Si les personnes désignées par la couleur de leur peau subissent des contrôles d’identité qui, en certains lieux, peuvent s’apparenter à un véritable harcèlement policier, ce serait tout simplement parce que leurs « comportements » et une « analyse raisonnée » les ciblent comme potentiellement délinquantes.

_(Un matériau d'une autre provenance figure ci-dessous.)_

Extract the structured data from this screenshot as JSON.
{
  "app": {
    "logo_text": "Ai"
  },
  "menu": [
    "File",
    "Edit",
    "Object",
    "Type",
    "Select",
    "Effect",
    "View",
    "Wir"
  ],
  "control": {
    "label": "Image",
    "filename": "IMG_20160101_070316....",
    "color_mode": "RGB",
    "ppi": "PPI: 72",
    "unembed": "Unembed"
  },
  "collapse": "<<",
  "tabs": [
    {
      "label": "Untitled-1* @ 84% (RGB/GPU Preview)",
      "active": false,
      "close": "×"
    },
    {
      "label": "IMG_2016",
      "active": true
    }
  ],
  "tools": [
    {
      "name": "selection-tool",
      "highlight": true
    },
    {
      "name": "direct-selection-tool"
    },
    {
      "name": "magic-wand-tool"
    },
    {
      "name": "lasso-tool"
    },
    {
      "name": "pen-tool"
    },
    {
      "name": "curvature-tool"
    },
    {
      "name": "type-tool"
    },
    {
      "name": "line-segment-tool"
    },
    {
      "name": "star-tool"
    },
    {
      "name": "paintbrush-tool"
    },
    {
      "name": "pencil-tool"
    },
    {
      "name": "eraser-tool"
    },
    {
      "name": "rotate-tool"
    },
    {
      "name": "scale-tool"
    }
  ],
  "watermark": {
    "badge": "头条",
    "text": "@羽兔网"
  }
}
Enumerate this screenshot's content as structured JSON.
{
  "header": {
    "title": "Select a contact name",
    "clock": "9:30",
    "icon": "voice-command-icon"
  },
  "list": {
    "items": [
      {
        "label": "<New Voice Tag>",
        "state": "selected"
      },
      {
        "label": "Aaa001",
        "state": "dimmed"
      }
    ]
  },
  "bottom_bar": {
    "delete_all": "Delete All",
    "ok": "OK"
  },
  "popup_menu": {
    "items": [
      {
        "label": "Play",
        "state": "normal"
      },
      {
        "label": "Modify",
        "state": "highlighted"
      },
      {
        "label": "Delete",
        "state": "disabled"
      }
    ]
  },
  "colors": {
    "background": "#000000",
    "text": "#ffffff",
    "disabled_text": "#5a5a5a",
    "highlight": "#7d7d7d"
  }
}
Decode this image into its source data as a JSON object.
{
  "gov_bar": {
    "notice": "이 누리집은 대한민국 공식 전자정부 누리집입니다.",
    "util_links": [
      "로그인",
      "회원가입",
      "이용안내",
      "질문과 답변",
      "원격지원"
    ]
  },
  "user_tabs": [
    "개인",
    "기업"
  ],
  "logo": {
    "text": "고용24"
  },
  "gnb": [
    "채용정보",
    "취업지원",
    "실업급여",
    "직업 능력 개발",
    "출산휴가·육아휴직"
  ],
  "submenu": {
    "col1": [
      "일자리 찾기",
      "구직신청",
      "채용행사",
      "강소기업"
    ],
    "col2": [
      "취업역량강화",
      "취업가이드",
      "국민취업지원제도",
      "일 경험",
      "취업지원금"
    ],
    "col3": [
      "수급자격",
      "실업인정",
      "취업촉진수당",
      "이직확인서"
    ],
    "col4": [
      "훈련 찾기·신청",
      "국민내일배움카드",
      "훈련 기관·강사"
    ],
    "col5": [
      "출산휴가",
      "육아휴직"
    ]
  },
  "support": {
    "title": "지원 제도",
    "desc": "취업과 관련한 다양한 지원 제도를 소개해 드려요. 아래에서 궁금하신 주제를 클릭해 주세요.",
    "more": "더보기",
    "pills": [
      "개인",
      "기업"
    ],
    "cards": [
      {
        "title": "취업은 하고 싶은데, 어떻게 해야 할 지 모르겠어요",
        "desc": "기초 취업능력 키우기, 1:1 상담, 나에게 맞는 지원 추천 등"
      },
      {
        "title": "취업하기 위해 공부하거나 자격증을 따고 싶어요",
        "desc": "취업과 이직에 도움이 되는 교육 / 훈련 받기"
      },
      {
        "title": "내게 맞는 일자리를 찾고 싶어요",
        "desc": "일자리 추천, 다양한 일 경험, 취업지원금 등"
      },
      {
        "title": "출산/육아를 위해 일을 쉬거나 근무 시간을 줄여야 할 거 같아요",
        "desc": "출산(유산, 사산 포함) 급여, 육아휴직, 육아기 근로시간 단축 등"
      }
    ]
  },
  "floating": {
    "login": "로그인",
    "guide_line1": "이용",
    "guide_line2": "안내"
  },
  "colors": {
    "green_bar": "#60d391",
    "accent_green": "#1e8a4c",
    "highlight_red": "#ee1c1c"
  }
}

Ces propos relevaient d’une forme de cohérence politique sous le quinquennat de Nicolas Sarkozy, marqué par une volonté délibérée de transformer les étrangers et les plus fragiles des Français en véritables boucs émissaires. Mais depuis 2012, en dépit des promesses du candidat Hollande (son engagement n° 30/60 portait : « Je lutterai contre le “délit de faciès” dans les contrôles d’identité par une procédure respectueuse des citoyens [et les autres habitant·e·s de ce pays serait-on tenté d’ajouter ?] »), les prises de positions et la pratique n’ont guère évolué. La réforme visant à doter les policiers d’un numéro de matricule visible afin que le « public » puisse éventuellement les rendre « redevables » de leur action compte au nombre de « mesurettes » dénégatrices de l’ampleur d’un phénomène sapant la jeunesse et l’ensemble du corps social.
Des pratiques établies
Ces dernières années, l’accumulation des enquêtes aussi bien militantes que scientifiques a permis d’établir quantitativement l’ampleur des discriminations en matière de contrôle d’identité des piétons. Cette dernière précision est d’importance car, dans la France contemporaine, ce sont bien les automobilistes, en particulier dans les départements ruraux maillés par la gendarmerie, qui ont la probabilité la plus grande de se voir demander leurs papiers.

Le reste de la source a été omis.